Érase una vez una pequeña mariposa que volaba por el prado. Era frágil y delicada, y la más bella de todas las de su especie. Brillante como un rayo de sol, aquella mariposita se llamaba Rosita.
Rosita jugaba con las tiernas amapolas y las dulces margaritas en el hermoso prado donde vivía, lleno de flores de mil colores. Sin embargo, Rosita no era feliz del todo, ya que ansiaba irse a vivir a las montañas azules que vislumbraba a lo lejos. Un día tras mucho pensar decidió irse, y mientras volaba de flor en flor, se encontró con un pajarito que la obsequió con una gran sonrisa al pasar:
Buenos días, sr. pájaro- le dijo. Buenos días mariposita- le contestó. Pajarito, ¿qué te pasa en el ojo derecho? Me ha entrado una pequeña rama y no puedo ver bien. ¿Podrías sacármela? Por supuesto- dijo la mariposita Rosita. Y acercándose al pajarillo se la quitó. Muchas gracias, ahora ya veo bien- dijo el pájaro- y tú ¿dónde vas? Me dirijo a las montañas azules- le dijo. ¿Pero no ves, pequeña mariposita, que las montañas están muy, muy lejos? Eres todavía demasiado pequeña y no conseguirás llegar. Sí podré, son unas montañas muy bonitas y deseo con todas mis fuerzas vivir allí. Pues nada, que tengas mucha suerte- dijo el pajarito mientras se despedía algo preocupado por la audacia de Rosita.

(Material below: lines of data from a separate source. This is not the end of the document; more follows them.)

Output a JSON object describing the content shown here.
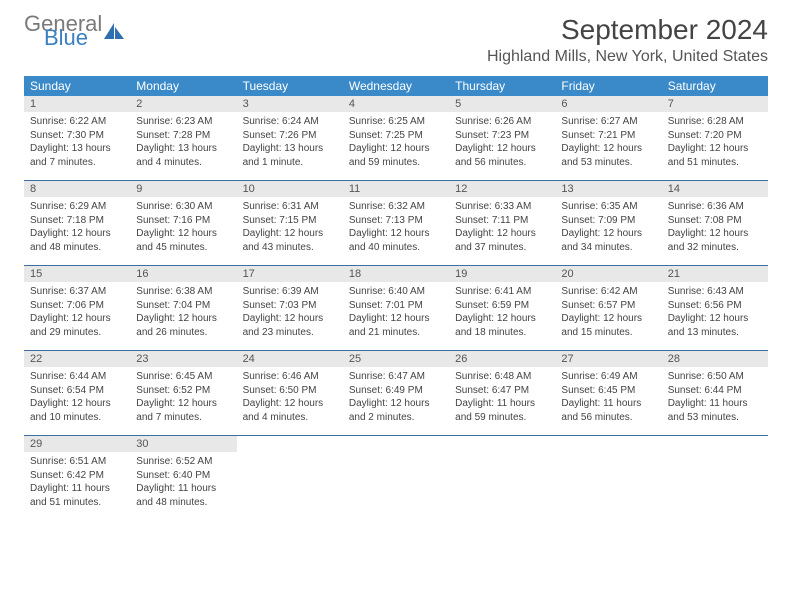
{
  "logo": {
    "general": "General",
    "blue": "Blue"
  },
  "title": "September 2024",
  "location": "Highland Mills, New York, United States",
  "colors": {
    "header_bar": "#3a8ac9",
    "week_divider": "#3a6fa0",
    "daynum_bg": "#e8e8e8",
    "text": "#444444",
    "logo_gray": "#7a7a7a",
    "logo_blue": "#3a7fc2"
  },
  "daynames": [
    "Sunday",
    "Monday",
    "Tuesday",
    "Wednesday",
    "Thursday",
    "Friday",
    "Saturday"
  ],
  "days": [
    {
      "n": "1",
      "sr": "Sunrise: 6:22 AM",
      "ss": "Sunset: 7:30 PM",
      "dl": "Daylight: 13 hours and 7 minutes."
    },
    {
      "n": "2",
      "sr": "Sunrise: 6:23 AM",
      "ss": "Sunset: 7:28 PM",
      "dl": "Daylight: 13 hours and 4 minutes."
    },
    {
      "n": "3",
      "sr": "Sunrise: 6:24 AM",
      "ss": "Sunset: 7:26 PM",
      "dl": "Daylight: 13 hours and 1 minute."
    },
    {
      "n": "4",
      "sr": "Sunrise: 6:25 AM",
      "ss": "Sunset: 7:25 PM",
      "dl": "Daylight: 12 hours and 59 minutes."
    },
    {
      "n": "5",
      "sr": "Sunrise: 6:26 AM",
      "ss": "Sunset: 7:23 PM",
      "dl": "Daylight: 12 hours and 56 minutes."
    },
    {
      "n": "6",
      "sr": "Sunrise: 6:27 AM",
      "ss": "Sunset: 7:21 PM",
      "dl": "Daylight: 12 hours and 53 minutes."
    },
    {
      "n": "7",
      "sr": "Sunrise: 6:28 AM",
      "ss": "Sunset: 7:20 PM",
      "dl": "Daylight: 12 hours and 51 minutes."
    },
    {
      "n": "8",
      "sr": "Sunrise: 6:29 AM",
      "ss": "Sunset: 7:18 PM",
      "dl": "Daylight: 12 hours and 48 minutes."
    },
    {
      "n": "9",
      "sr": "Sunrise: 6:30 AM",
      "ss": "Sunset: 7:16 PM",
      "dl": "Daylight: 12 hours and 45 minutes."
    },
    {
      "n": "10",
      "sr": "Sunrise: 6:31 AM",
      "ss": "Sunset: 7:15 PM",
      "dl": "Daylight: 12 hours and 43 minutes."
    },
    {
      "n": "11",
      "sr": "Sunrise: 6:32 AM",
      "ss": "Sunset: 7:13 PM",
      "dl": "Daylight: 12 hours and 40 minutes."
    },
    {
      "n": "12",
      "sr": "Sunrise: 6:33 AM",
      "ss": "Sunset: 7:11 PM",
      "dl": "Daylight: 12 hours and 37 minutes."
    },
    {
      "n": "13",
      "sr": "Sunrise: 6:35 AM",
      "ss": "Sunset: 7:09 PM",
      "dl": "Daylight: 12 hours and 34 minutes."
    },
    {
      "n": "14",
      "sr": "Sunrise: 6:36 AM",
      "ss": "Sunset: 7:08 PM",
      "dl": "Daylight: 12 hours and 32 minutes."
    },
    {
      "n": "15",
      "sr": "Sunrise: 6:37 AM",
      "ss": "Sunset: 7:06 PM",
      "dl": "Daylight: 12 hours and 29 minutes."
    },
    {
      "n": "16",
      "sr": "Sunrise: 6:38 AM",
      "ss": "Sunset: 7:04 PM",
      "dl": "Daylight: 12 hours and 26 minutes."
    },
    {
      "n": "17",
      "sr": "Sunrise: 6:39 AM",
      "ss": "Sunset: 7:03 PM",
      "dl": "Daylight: 12 hours and 23 minutes."
    },
    {
      "n": "18",
      "sr": "Sunrise: 6:40 AM",
      "ss": "Sunset: 7:01 PM",
      "dl": "Daylight: 12 hours and 21 minutes."
    },
    {
      "n": "19",
      "sr": "Sunrise: 6:41 AM",
      "ss": "Sunset: 6:59 PM",
      "dl": "Daylight: 12 hours and 18 minutes."
    },
    {
      "n": "20",
      "sr": "Sunrise: 6:42 AM",
      "ss": "Sunset: 6:57 PM",
      "dl": "Daylight: 12 hours and 15 minutes."
    },
    {
      "n": "21",
      "sr": "Sunrise: 6:43 AM",
      "ss": "Sunset: 6:56 PM",
      "dl": "Daylight: 12 hours and 13 minutes."
    },
    {
      "n": "22",
      "sr": "Sunrise: 6:44 AM",
      "ss": "Sunset: 6:54 PM",
      "dl": "Daylight: 12 hours and 10 minutes."
    },
    {
      "n": "23",
      "sr": "Sunrise: 6:45 AM",
      "ss": "Sunset: 6:52 PM",
      "dl": "Daylight: 12 hours and 7 minutes."
    },
    {
      "n": "24",
      "sr": "Sunrise: 6:46 AM",
      "ss": "Sunset: 6:50 PM",
      "dl": "Daylight: 12 hours and 4 minutes."
    },
    {
      "n": "25",
      "sr": "Sunrise: 6:47 AM",
      "ss": "Sunset: 6:49 PM",
      "dl": "Daylight: 12 hours and 2 minutes."
    },
    {
      "n": "26",
      "sr": "Sunrise: 6:48 AM",
      "ss": "Sunset: 6:47 PM",
      "dl": "Daylight: 11 hours and 59 minutes."
    },
    {
      "n": "27",
      "sr": "Sunrise: 6:49 AM",
      "ss": "Sunset: 6:45 PM",
      "dl": "Daylight: 11 hours and 56 minutes."
    },
    {
      "n": "28",
      "sr": "Sunrise: 6:50 AM",
      "ss": "Sunset: 6:44 PM",
      "dl": "Daylight: 11 hours and 53 minutes."
    },
    {
      "n": "29",
      "sr": "Sunrise: 6:51 AM",
      "ss": "Sunset: 6:42 PM",
      "dl": "Daylight: 11 hours and 51 minutes."
    },
    {
      "n": "30",
      "sr": "Sunrise: 6:52 AM",
      "ss": "Sunset: 6:40 PM",
      "dl": "Daylight: 11 hours and 48 minutes."
    }
  ]
}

La mariposita Rosita siguió su camino y al rato se encontró con un gran conejo blanco de largos bigotes:
¡Hola conejo!, me llamo Rosita. ¡Hola mariposita Rosita! ¿Qué es eso que tienes clavado en la pata de atrás? No sé, no puedo verlo, ¿me lo puedes decir tú? Pues parece una pequeña espina- contestó la mariposita- ¿Quieres que te la quite? Sí, por favor, me duele mucho y no puedo correr- contestó el conejo. ¡Ah! ¡Qué alivio! ¿Y tú, mariposita? ¿Hacia dónde vas? Voy camino de las montañas azules- le dijo. No podrás llegar hasta allí, están demasiado lejos y son unas montañas muy altas. Te deseo mucha suerte.
La mariposita Rosita pensó que aquellos animalitos estaban exagerando, sin embargo, a medida que se alejaba del prado y subía a las montañas notaba que estaba cada vez más y más cansada. Su afán de llegar hasta la cima, sin embargo, la hacía seguir adelante, pero llegó un momento en que sintió sus alitas tan pesadas que empezó a descender en su vuelo.
Justo antes de darse contra el suelo sintió una fuerza que la volvía a impulsar hacia arriba. Era su amigo el pájaro, que al no tener la rama clavada en el ojo veía bien y había ido a rescatarla. El pobre pajarillo hizo lo que pudo, pero como no era muy fuerte, tampoco pudo más y empezaron a caer los dos. Por suerte esta vez tampoco sucedió nada malo, puesto que el conejo, al no tener la espina clavada en la pata, pudo llegar corriendo para recogerles en su gran y blandito lomo blanco.
– Dadme la mano y volvamos al prado- dijo el conejo. – Sí- contestó la mariposita Rosita- Ya no quiero vivir en las montañas azules, quiero vivir con vosotros para siempre.
Así los tres amigos volvieron a casa, fueron felices y comieron perdices, mientras Rosita comprendía que se vivía mucho más feliz y se podía llegar mucho más lejos en compañía de amigos que en soledad.